Excepting Carpenter, who has been brilliant on the mound, the rest have been solid, injured, OK and injured, respectively. Rather than an ensemble, the Cardinals have become the TV show with two marquee stars and a bunch of filler – a sitcom of sorts.
“You can’t describe how important he is,” Carpenter said. “He gets big hits all the time. I’m just glad he’s on my team.”
How all of St. Louis agrees with Carpenter. Pujols is still just 26, in his sixth full big-league season, long past his 1,000th hit and 750th RBI, and nearing his 250th home run. He is the Dominican DiMaggio, a 56-game hitting streak more feasible with him than anyone.

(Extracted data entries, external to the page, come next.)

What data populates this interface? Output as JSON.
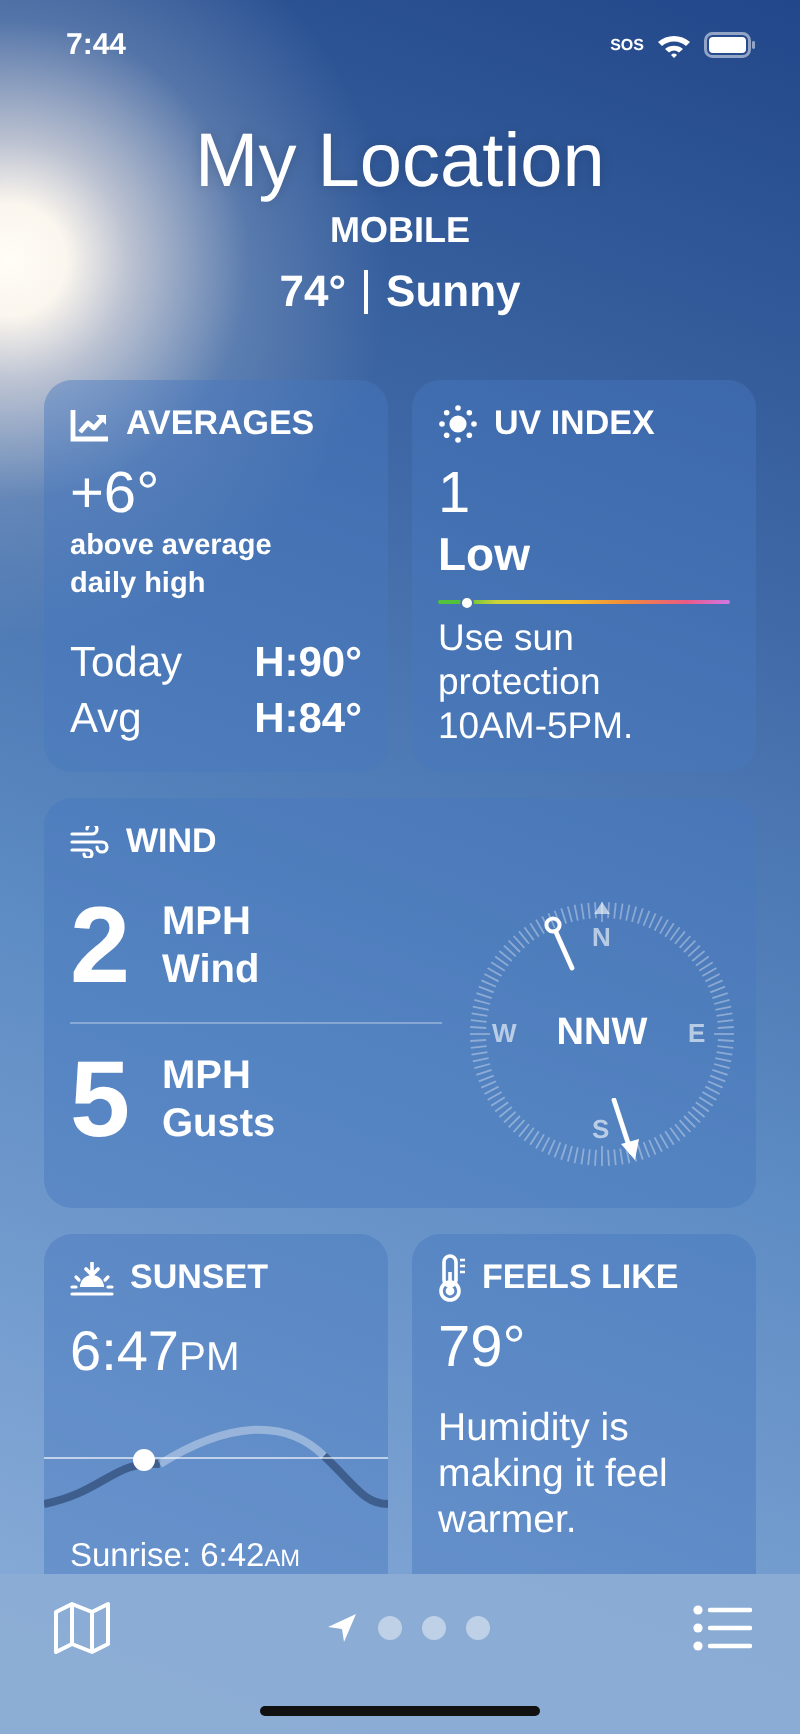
{
  "status_bar": {
    "time": "7:44",
    "carrier": "SOS"
  },
  "header": {
    "location": "My Location",
    "city": "MOBILE",
    "temperature": "74°",
    "condition": "Sunny"
  },
  "averages": {
    "title": "AVERAGES",
    "difference": "+6°",
    "description": "above average daily high",
    "rows": [
      {
        "label": "Today",
        "value": "H:90°"
      },
      {
        "label": "Avg",
        "value": "H:84°"
      }
    ]
  },
  "uv_index": {
    "title": "UV INDEX",
    "value": "1",
    "category": "Low",
    "level": 0.1,
    "advice": "Use sun protection 10AM-5PM."
  },
  "wind": {
    "title": "WIND",
    "rows": [
      {
        "speed": "2",
        "unit": "MPH",
        "label": "Wind"
      },
      {
        "speed": "5",
        "unit": "MPH",
        "label": "Gusts"
      }
    ],
    "compass": {
      "direction": "NNW",
      "north": "N",
      "east": "E",
      "south": "S",
      "west": "W"
    }
  },
  "sunset": {
    "title": "SUNSET",
    "time": "6:47",
    "suffix": "PM",
    "sunrise_label": "Sunrise: 6:42",
    "sunrise_suffix": "AM"
  },
  "feels_like": {
    "title": "FEELS LIKE",
    "value": "79°",
    "description": "Humidity is making it feel warmer."
  },
  "toolbar": {
    "pages": [
      {
        "kind": "location",
        "selected": true
      },
      {
        "kind": "dot",
        "selected": false
      },
      {
        "kind": "dot",
        "selected": false
      },
      {
        "kind": "dot",
        "selected": false
      }
    ]
  }
}
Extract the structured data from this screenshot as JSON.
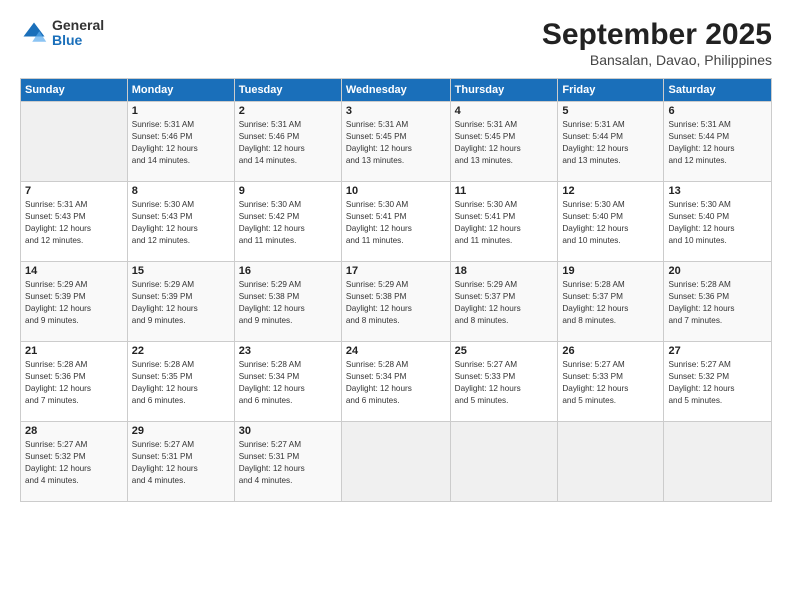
{
  "logo": {
    "general": "General",
    "blue": "Blue"
  },
  "title": "September 2025",
  "subtitle": "Bansalan, Davao, Philippines",
  "days_header": [
    "Sunday",
    "Monday",
    "Tuesday",
    "Wednesday",
    "Thursday",
    "Friday",
    "Saturday"
  ],
  "weeks": [
    [
      {
        "day": "",
        "info": ""
      },
      {
        "day": "1",
        "info": "Sunrise: 5:31 AM\nSunset: 5:46 PM\nDaylight: 12 hours\nand 14 minutes."
      },
      {
        "day": "2",
        "info": "Sunrise: 5:31 AM\nSunset: 5:46 PM\nDaylight: 12 hours\nand 14 minutes."
      },
      {
        "day": "3",
        "info": "Sunrise: 5:31 AM\nSunset: 5:45 PM\nDaylight: 12 hours\nand 13 minutes."
      },
      {
        "day": "4",
        "info": "Sunrise: 5:31 AM\nSunset: 5:45 PM\nDaylight: 12 hours\nand 13 minutes."
      },
      {
        "day": "5",
        "info": "Sunrise: 5:31 AM\nSunset: 5:44 PM\nDaylight: 12 hours\nand 13 minutes."
      },
      {
        "day": "6",
        "info": "Sunrise: 5:31 AM\nSunset: 5:44 PM\nDaylight: 12 hours\nand 12 minutes."
      }
    ],
    [
      {
        "day": "7",
        "info": "Sunrise: 5:31 AM\nSunset: 5:43 PM\nDaylight: 12 hours\nand 12 minutes."
      },
      {
        "day": "8",
        "info": "Sunrise: 5:30 AM\nSunset: 5:43 PM\nDaylight: 12 hours\nand 12 minutes."
      },
      {
        "day": "9",
        "info": "Sunrise: 5:30 AM\nSunset: 5:42 PM\nDaylight: 12 hours\nand 11 minutes."
      },
      {
        "day": "10",
        "info": "Sunrise: 5:30 AM\nSunset: 5:41 PM\nDaylight: 12 hours\nand 11 minutes."
      },
      {
        "day": "11",
        "info": "Sunrise: 5:30 AM\nSunset: 5:41 PM\nDaylight: 12 hours\nand 11 minutes."
      },
      {
        "day": "12",
        "info": "Sunrise: 5:30 AM\nSunset: 5:40 PM\nDaylight: 12 hours\nand 10 minutes."
      },
      {
        "day": "13",
        "info": "Sunrise: 5:30 AM\nSunset: 5:40 PM\nDaylight: 12 hours\nand 10 minutes."
      }
    ],
    [
      {
        "day": "14",
        "info": "Sunrise: 5:29 AM\nSunset: 5:39 PM\nDaylight: 12 hours\nand 9 minutes."
      },
      {
        "day": "15",
        "info": "Sunrise: 5:29 AM\nSunset: 5:39 PM\nDaylight: 12 hours\nand 9 minutes."
      },
      {
        "day": "16",
        "info": "Sunrise: 5:29 AM\nSunset: 5:38 PM\nDaylight: 12 hours\nand 9 minutes."
      },
      {
        "day": "17",
        "info": "Sunrise: 5:29 AM\nSunset: 5:38 PM\nDaylight: 12 hours\nand 8 minutes."
      },
      {
        "day": "18",
        "info": "Sunrise: 5:29 AM\nSunset: 5:37 PM\nDaylight: 12 hours\nand 8 minutes."
      },
      {
        "day": "19",
        "info": "Sunrise: 5:28 AM\nSunset: 5:37 PM\nDaylight: 12 hours\nand 8 minutes."
      },
      {
        "day": "20",
        "info": "Sunrise: 5:28 AM\nSunset: 5:36 PM\nDaylight: 12 hours\nand 7 minutes."
      }
    ],
    [
      {
        "day": "21",
        "info": "Sunrise: 5:28 AM\nSunset: 5:36 PM\nDaylight: 12 hours\nand 7 minutes."
      },
      {
        "day": "22",
        "info": "Sunrise: 5:28 AM\nSunset: 5:35 PM\nDaylight: 12 hours\nand 6 minutes."
      },
      {
        "day": "23",
        "info": "Sunrise: 5:28 AM\nSunset: 5:34 PM\nDaylight: 12 hours\nand 6 minutes."
      },
      {
        "day": "24",
        "info": "Sunrise: 5:28 AM\nSunset: 5:34 PM\nDaylight: 12 hours\nand 6 minutes."
      },
      {
        "day": "25",
        "info": "Sunrise: 5:27 AM\nSunset: 5:33 PM\nDaylight: 12 hours\nand 5 minutes."
      },
      {
        "day": "26",
        "info": "Sunrise: 5:27 AM\nSunset: 5:33 PM\nDaylight: 12 hours\nand 5 minutes."
      },
      {
        "day": "27",
        "info": "Sunrise: 5:27 AM\nSunset: 5:32 PM\nDaylight: 12 hours\nand 5 minutes."
      }
    ],
    [
      {
        "day": "28",
        "info": "Sunrise: 5:27 AM\nSunset: 5:32 PM\nDaylight: 12 hours\nand 4 minutes."
      },
      {
        "day": "29",
        "info": "Sunrise: 5:27 AM\nSunset: 5:31 PM\nDaylight: 12 hours\nand 4 minutes."
      },
      {
        "day": "30",
        "info": "Sunrise: 5:27 AM\nSunset: 5:31 PM\nDaylight: 12 hours\nand 4 minutes."
      },
      {
        "day": "",
        "info": ""
      },
      {
        "day": "",
        "info": ""
      },
      {
        "day": "",
        "info": ""
      },
      {
        "day": "",
        "info": ""
      }
    ]
  ]
}
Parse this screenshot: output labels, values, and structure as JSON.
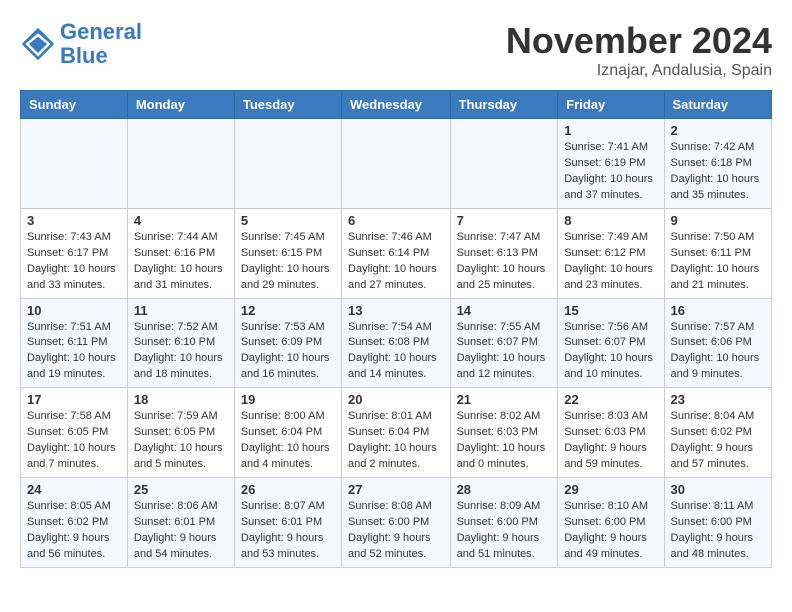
{
  "header": {
    "logo_line1": "General",
    "logo_line2": "Blue",
    "month": "November 2024",
    "location": "Iznajar, Andalusia, Spain"
  },
  "weekdays": [
    "Sunday",
    "Monday",
    "Tuesday",
    "Wednesday",
    "Thursday",
    "Friday",
    "Saturday"
  ],
  "rows": [
    [
      {
        "day": "",
        "info": ""
      },
      {
        "day": "",
        "info": ""
      },
      {
        "day": "",
        "info": ""
      },
      {
        "day": "",
        "info": ""
      },
      {
        "day": "",
        "info": ""
      },
      {
        "day": "1",
        "info": "Sunrise: 7:41 AM\nSunset: 6:19 PM\nDaylight: 10 hours\nand 37 minutes."
      },
      {
        "day": "2",
        "info": "Sunrise: 7:42 AM\nSunset: 6:18 PM\nDaylight: 10 hours\nand 35 minutes."
      }
    ],
    [
      {
        "day": "3",
        "info": "Sunrise: 7:43 AM\nSunset: 6:17 PM\nDaylight: 10 hours\nand 33 minutes."
      },
      {
        "day": "4",
        "info": "Sunrise: 7:44 AM\nSunset: 6:16 PM\nDaylight: 10 hours\nand 31 minutes."
      },
      {
        "day": "5",
        "info": "Sunrise: 7:45 AM\nSunset: 6:15 PM\nDaylight: 10 hours\nand 29 minutes."
      },
      {
        "day": "6",
        "info": "Sunrise: 7:46 AM\nSunset: 6:14 PM\nDaylight: 10 hours\nand 27 minutes."
      },
      {
        "day": "7",
        "info": "Sunrise: 7:47 AM\nSunset: 6:13 PM\nDaylight: 10 hours\nand 25 minutes."
      },
      {
        "day": "8",
        "info": "Sunrise: 7:49 AM\nSunset: 6:12 PM\nDaylight: 10 hours\nand 23 minutes."
      },
      {
        "day": "9",
        "info": "Sunrise: 7:50 AM\nSunset: 6:11 PM\nDaylight: 10 hours\nand 21 minutes."
      }
    ],
    [
      {
        "day": "10",
        "info": "Sunrise: 7:51 AM\nSunset: 6:11 PM\nDaylight: 10 hours\nand 19 minutes."
      },
      {
        "day": "11",
        "info": "Sunrise: 7:52 AM\nSunset: 6:10 PM\nDaylight: 10 hours\nand 18 minutes."
      },
      {
        "day": "12",
        "info": "Sunrise: 7:53 AM\nSunset: 6:09 PM\nDaylight: 10 hours\nand 16 minutes."
      },
      {
        "day": "13",
        "info": "Sunrise: 7:54 AM\nSunset: 6:08 PM\nDaylight: 10 hours\nand 14 minutes."
      },
      {
        "day": "14",
        "info": "Sunrise: 7:55 AM\nSunset: 6:07 PM\nDaylight: 10 hours\nand 12 minutes."
      },
      {
        "day": "15",
        "info": "Sunrise: 7:56 AM\nSunset: 6:07 PM\nDaylight: 10 hours\nand 10 minutes."
      },
      {
        "day": "16",
        "info": "Sunrise: 7:57 AM\nSunset: 6:06 PM\nDaylight: 10 hours\nand 9 minutes."
      }
    ],
    [
      {
        "day": "17",
        "info": "Sunrise: 7:58 AM\nSunset: 6:05 PM\nDaylight: 10 hours\nand 7 minutes."
      },
      {
        "day": "18",
        "info": "Sunrise: 7:59 AM\nSunset: 6:05 PM\nDaylight: 10 hours\nand 5 minutes."
      },
      {
        "day": "19",
        "info": "Sunrise: 8:00 AM\nSunset: 6:04 PM\nDaylight: 10 hours\nand 4 minutes."
      },
      {
        "day": "20",
        "info": "Sunrise: 8:01 AM\nSunset: 6:04 PM\nDaylight: 10 hours\nand 2 minutes."
      },
      {
        "day": "21",
        "info": "Sunrise: 8:02 AM\nSunset: 6:03 PM\nDaylight: 10 hours\nand 0 minutes."
      },
      {
        "day": "22",
        "info": "Sunrise: 8:03 AM\nSunset: 6:03 PM\nDaylight: 9 hours\nand 59 minutes."
      },
      {
        "day": "23",
        "info": "Sunrise: 8:04 AM\nSunset: 6:02 PM\nDaylight: 9 hours\nand 57 minutes."
      }
    ],
    [
      {
        "day": "24",
        "info": "Sunrise: 8:05 AM\nSunset: 6:02 PM\nDaylight: 9 hours\nand 56 minutes."
      },
      {
        "day": "25",
        "info": "Sunrise: 8:06 AM\nSunset: 6:01 PM\nDaylight: 9 hours\nand 54 minutes."
      },
      {
        "day": "26",
        "info": "Sunrise: 8:07 AM\nSunset: 6:01 PM\nDaylight: 9 hours\nand 53 minutes."
      },
      {
        "day": "27",
        "info": "Sunrise: 8:08 AM\nSunset: 6:00 PM\nDaylight: 9 hours\nand 52 minutes."
      },
      {
        "day": "28",
        "info": "Sunrise: 8:09 AM\nSunset: 6:00 PM\nDaylight: 9 hours\nand 51 minutes."
      },
      {
        "day": "29",
        "info": "Sunrise: 8:10 AM\nSunset: 6:00 PM\nDaylight: 9 hours\nand 49 minutes."
      },
      {
        "day": "30",
        "info": "Sunrise: 8:11 AM\nSunset: 6:00 PM\nDaylight: 9 hours\nand 48 minutes."
      }
    ]
  ]
}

“It’s a relief because we were in a seven-game losing streak,” Pujols said. “But, hey, we weren’t panicking. We still have four games left. Hopefully, we don’t have to play that game Monday. If we do, then we need to be ready for it. We don’t look at magic numbers.”
Perhaps not, but Pujols does watch ballgames. He sat on the edge of the players’ lounge by himself after the game. Wrapped in ice around his waist that made him look like he’d strapped on a fake pregnancy belly, Pujols ignored the ear-splitting reggaeton and focused on the game. Although he had invested so much into his own contest, Pujols couldn’t relax with another equally important one brewing.
The Astros were in extra innings with the Pittsburgh Pirates. Pujols stared over a plate of chicken breasts, meatballs and salad. No one spoke with him. It was just Pujols and a plasma, until he could wait no longer. He exited long before Houston won in 15.
About 10 minutes after Pujols left, Scott Spiezio toiled around the Cardinals’ clubhouse. He spent his whole 10-year career in the AL prior to this year, and as the occasional cleanup hitter behind Pujols, Spiezio can appreciate him up close. It’s almost as though Spiezio feels bad that Pujols is a one-man band, a strategy that has not fared well in the playoffs. Last year, Pujols went 12 for 32 in October, including the home run that ended Game 5 of the NL Championship Series against Houston and torpedoed Brad Lidge, and the Cardinals still couldn’t make it to the World Series.
“We need everybody to get hot,” Spiezio said, “because he can’t do this by himself.”
Tell that to anyone who saw Wednesday night’s game.
The 2006 St. Louis Cardinals do not have Johnny Callison. Their hero is a guy named Albert Pujols.
And who knows? Maybe that is enough.